SIgn up for Rev tour

A sign at Buttermilk for the Revolution Tour at the Aspen Open directs competitors to registration. Practice started Sunday for freeski and snowboard events that kick off today and continue through Friday.


The Revolution has begun

About 200 competitors are anticipated over five days of competition for the Revolution “Rev” Tour at Aspen Snowmass Open, said Sarah Emery, event manager for U.S. Ski and Snowboard.

Training kicked off Sunday at Buttermilk and competition shifts into high gear Monday with men’s freeski slopestyle qualifications from 10:30 a.m. until 12:30 p.m. and the finals starting at 2:30 p.m.

Halfpipe freeskiers have their day on Tuesday, with men’s qualifications at 10:30 a.m. and the finals at 4 p.m. Snowboard slopestyle for men and women begins at 8:45 a.m. on Wednesday with qualifications followed immediately by finals for women and men’s finals at 2:15 p.m.

Thursday features snowboard halfpipe for men, qualifications in the morning and finals starting at 2:30 p.m. while on Friday the focus is snowboard big air for men and women, starting at 9:15 a.m. with qualifications.

This is the 17th year for the Rev Tour, a stepping stone qualification event for athletes aged 13 to 19 years, who utilize many of the same courses used by X Games Aspen athletes. The venue will also host the FIS World Championships beginning March 8.

What happens after a wildfire?

On Thursday from 6 to 7:30 p.m., Roaring Fork Conservancy in Basalt will host a speaker as part of its Brooksher Watershed Institute whose presentations will address our most precious resource, water.

During “Grizzly Creek Wildfire — Estimating Post-Fire Watershed Response,” a free, virtual presentation via Zoom, hydrologic engineer Steve Hunter will discuss current water-related issues at the local, state and regional levels as well as provide opportunities for dialogue about what happens after a wildfire.

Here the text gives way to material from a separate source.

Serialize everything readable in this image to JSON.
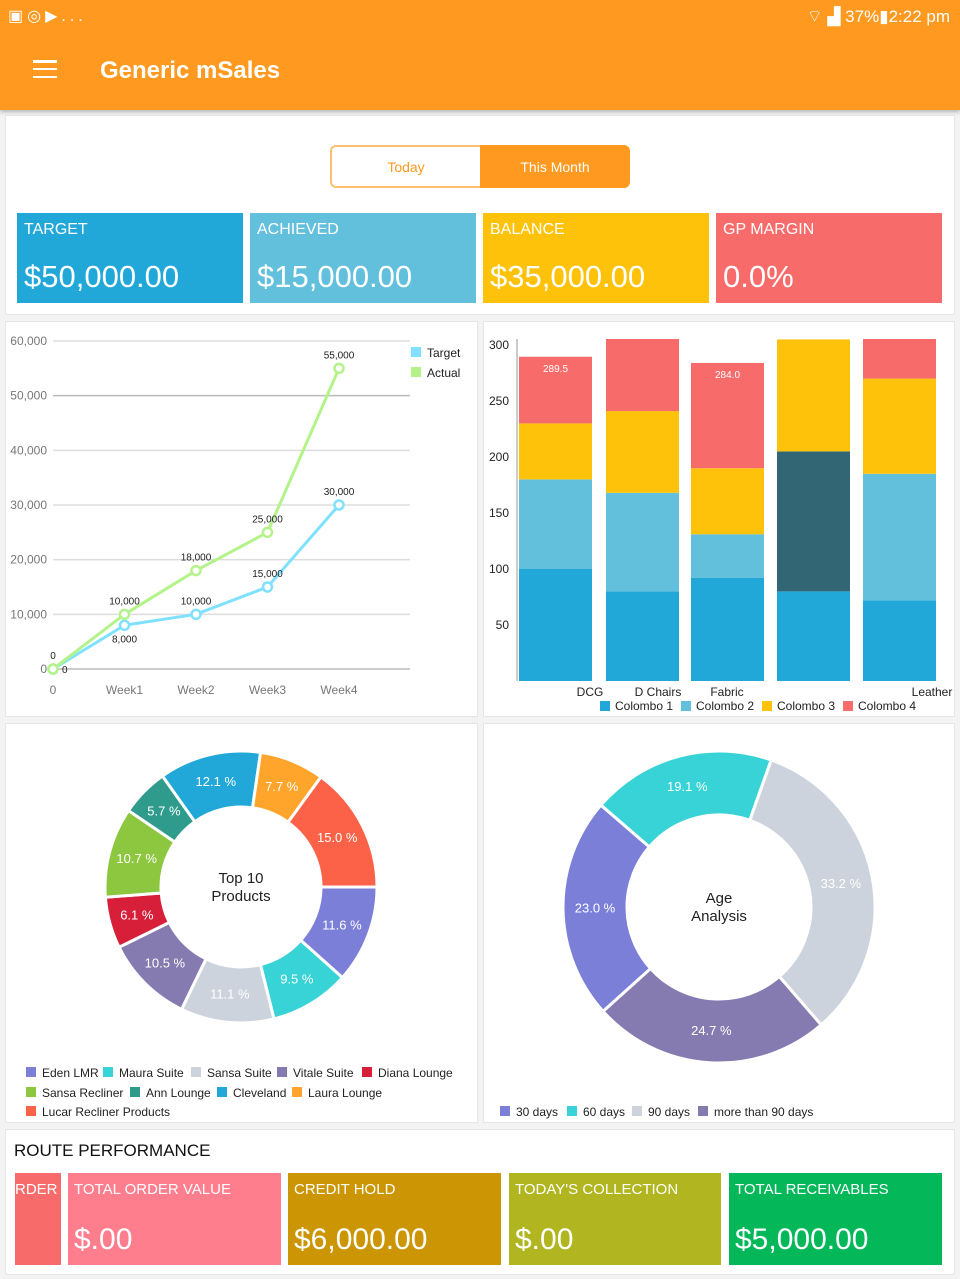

Spoiler alert? There are three phases of wildfire restoration.

Before recently joining the city of Aspen, Hunter was a former Burned Area Emergency Response (BAER) coordinator and specialist on the White River National Forest, according to Roaring Fork Conservancy. He continues to work with the U.S. Forest Service and Bureau of Land Management on wildfires, including Grizzly Creek, which happened in 2020.